Only across small inferential gaps. That works for most cases only because people interact inside bubbles, groups based on similarity. Interactions between random people would be mostly puzzling.

I think that right now we don’t know how to bridge the gap between the thing that presses the buttons on the computer, and a fuzzy specification of a human as a macroscopic physical object. And so if you are defining “human” as the thing that presses the buttons, and you can take actions that fully control which buttons get pressed, it makes sense that there’s not necessarily a definition of what this “human” wants.

If we actually start bridging the gap, though, I think it makes lots of sense for the AI to start building up a model of the human-as-physical-object which also takes into account button presses, and in that case I’m not too pessimistic about regularization.

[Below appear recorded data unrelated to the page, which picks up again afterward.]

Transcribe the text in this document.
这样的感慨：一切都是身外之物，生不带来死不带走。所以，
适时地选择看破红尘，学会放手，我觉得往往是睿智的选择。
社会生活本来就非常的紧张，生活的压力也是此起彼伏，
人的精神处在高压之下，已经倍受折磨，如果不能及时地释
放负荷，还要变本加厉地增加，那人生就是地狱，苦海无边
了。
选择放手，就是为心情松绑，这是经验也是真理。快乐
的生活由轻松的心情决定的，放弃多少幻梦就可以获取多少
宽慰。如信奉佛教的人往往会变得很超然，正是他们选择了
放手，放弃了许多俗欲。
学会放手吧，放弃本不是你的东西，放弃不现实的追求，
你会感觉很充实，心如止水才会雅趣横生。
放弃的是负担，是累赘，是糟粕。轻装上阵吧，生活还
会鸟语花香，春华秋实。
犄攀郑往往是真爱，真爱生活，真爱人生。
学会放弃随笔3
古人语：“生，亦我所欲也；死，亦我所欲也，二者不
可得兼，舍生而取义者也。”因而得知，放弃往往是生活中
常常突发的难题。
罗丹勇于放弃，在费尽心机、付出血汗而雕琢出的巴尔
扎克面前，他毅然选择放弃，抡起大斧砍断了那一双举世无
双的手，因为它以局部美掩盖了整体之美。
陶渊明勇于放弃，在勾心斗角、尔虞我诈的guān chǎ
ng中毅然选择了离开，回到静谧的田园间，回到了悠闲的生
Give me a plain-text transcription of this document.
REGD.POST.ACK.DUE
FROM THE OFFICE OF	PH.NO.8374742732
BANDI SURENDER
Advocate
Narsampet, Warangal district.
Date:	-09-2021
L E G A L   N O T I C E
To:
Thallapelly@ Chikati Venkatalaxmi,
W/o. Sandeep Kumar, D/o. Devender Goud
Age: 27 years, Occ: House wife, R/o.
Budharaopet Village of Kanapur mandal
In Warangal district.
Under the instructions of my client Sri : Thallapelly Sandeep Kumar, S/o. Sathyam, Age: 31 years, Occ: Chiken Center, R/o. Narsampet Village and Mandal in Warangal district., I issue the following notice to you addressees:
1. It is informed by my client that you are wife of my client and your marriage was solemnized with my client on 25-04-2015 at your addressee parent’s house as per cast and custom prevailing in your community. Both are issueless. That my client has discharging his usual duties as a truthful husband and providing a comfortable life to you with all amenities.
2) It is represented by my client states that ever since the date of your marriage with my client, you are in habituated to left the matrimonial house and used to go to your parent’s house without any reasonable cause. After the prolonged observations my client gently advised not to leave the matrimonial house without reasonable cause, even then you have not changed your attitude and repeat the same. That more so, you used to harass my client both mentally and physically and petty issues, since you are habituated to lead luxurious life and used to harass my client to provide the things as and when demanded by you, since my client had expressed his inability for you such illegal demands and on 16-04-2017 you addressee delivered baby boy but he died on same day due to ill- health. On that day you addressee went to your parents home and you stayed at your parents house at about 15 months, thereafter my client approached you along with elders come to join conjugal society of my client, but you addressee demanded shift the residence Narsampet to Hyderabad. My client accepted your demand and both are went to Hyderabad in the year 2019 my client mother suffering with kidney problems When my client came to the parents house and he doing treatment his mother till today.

I think of the example as illustrative but the real power of the argument comes from the planner+reward formalism and the associated impossibility theorem. The fact that Kolmogorov complexity doesn’t help is worrying. It’s possible that other regularization techniques work where Kolmogorov complexity doesn’t, but that begs the question of what is so special about these other regularization techniques.

Suppose we start our AI off with the intentional stance, where we have a high-level description of these human objects as agents with desires and plans, beliefs and biases and abilities and limitations.

What I’m thinking when I say we need to “bridge the gap” is that I think if we knew what we were doing, we could stipulate that some set of human button-presses is more aligned with some complicated object “hDesires” than not, and the robot should care about hDesires, where hDesires is the part of the intentional stance description of the physical human that plays the functional role of desires.

For the reasonable option, two other statments hold true. At least one of which fails for all totally unreasonable rules of similar Komalgorov complexity that I can think of.

1) π(h) is good at optimizing R, (much better than random).

2) p(R) is Quickly computable. As opposed to the fully rational planner, with every bias turned into a goal, which would be slow to compute (I think).

Shifting all biases to goals should also increase the complexity of the goal function.

Even just insisting that R is simple (low Komelgorov complexity), and p is effective (displays many bits of optimization pressure towards R) should produce results more sane than these. (Maybe subtly flawed?)

EDIT: This has a tendancy to locate simple instrumental subgoals. Eg maximise entorpy.

I agree you can add in more assumptions in order to get better results. The hard part is a) how you know that your assumptions are always correct, and b) how you know when you have enough assumptions that you will actually find the correct p and R.

(You might be interested in Inferring Reward Functions from Demonstrators with Unknown Biases, which takes a similar perspective as you quite explicitly, and Resolving human values, completely and adequately, which takes this perspective implicitly.)